While there is a fear that the courts will simply give in to Trump's demands, judges are already stepping in. On Wednesday, Trump's government funding freeze was itself frozen by a judge. While that's likely being repealed, it will be a long process for Trump lawyers at a time the administration is purging career employees who might work on those cases.
Federal District Court Judge John C. Coughenour also blocked Trump's executive order ending birthright citizenship.
"The courts," Pearlstein wrote, "are not so dominated by partisan judges that any action challenging a Republican president will inevitably fail."
She noted that Trump was able to appoint more than 200 judges during his first four years in office, but researchers found that even those judges aren't handing "wins" to Trump out of loyalty.

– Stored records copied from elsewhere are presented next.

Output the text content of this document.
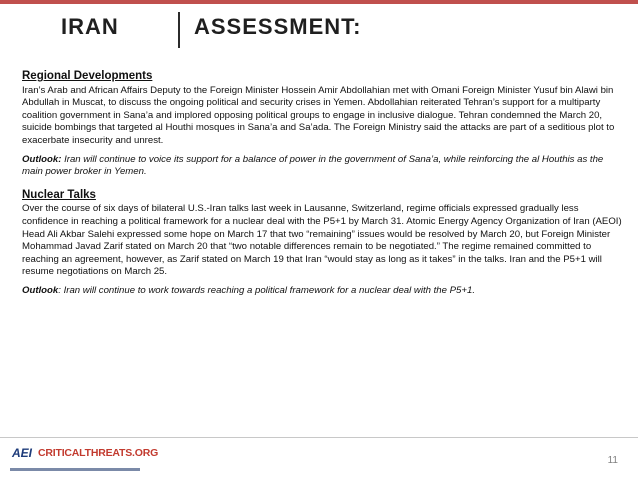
IRAN	ASSESSMENT:
Regional Developments

Iran’s Arab and African Affairs Deputy to the Foreign Minister Hossein Amir Abdollahian met with Omani Foreign Minister Yusuf bin Alawi bin Abdullah in Muscat, to discuss the ongoing political and security crises in Yemen. Abdollahian reiterated Tehran’s support for a multiparty coalition government in Sana’a and implored opposing political groups to engage in inclusive dialogue. Tehran condemned the March 20, suicide bombings that targeted al Houthi mosques in Sana’a and Sa’ada. The Foreign Ministry said the attacks are part of a seditious plot to exacerbate insecurity and unrest.

Outlook: Iran will continue to voice its support for a balance of power in the government of Sana’a, while reinforcing the al Houthis as the main power broker in Yemen.

Nuclear Talks

Over the course of six days of bilateral U.S.-Iran talks last week in Lausanne, Switzerland, regime officials expressed gradually less confidence in reaching a political framework for a nuclear deal with the P5+1 by March 31. Atomic Energy Agency Organization of Iran (AEOI) Head Ali Akbar Salehi expressed some hope on March 17 that two “remaining” issues would be resolved by March 20, but Foreign Minister Mohammad Javad Zarif stated on March 20 that “two notable differences remain to be negotiated.” The regime remained committed to reaching an agreement, however, as Zarif stated on March 19 that Iran “would stay as long as it takes” in the talks. Iran and the P5+1 will resume negotiations on March 25.

Outlook: Iran will continue to work towards reaching a political framework for a nuclear deal with the P5+1.

AEI CRITICALTHREATS.ORG
11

She recalled stories of lawyers who, during his first term, were able to curb some of Trump's "most lawless efforts." Not having those lawyers on hand may mean more erratic orders, but that doesn't mean they'll survive any legal scrutiny.
"Getting lawyers to back absolutely anything Mr. Trump wants may not be as easy as the president and his advisers think," wrote Pearlstein, noting that they are bound by ethics rules.
"That may explain why some of these early orders in the new administration are largely devoid of specific legal guidance — and why they stand a fair chance of being overturned in the courts," she closed.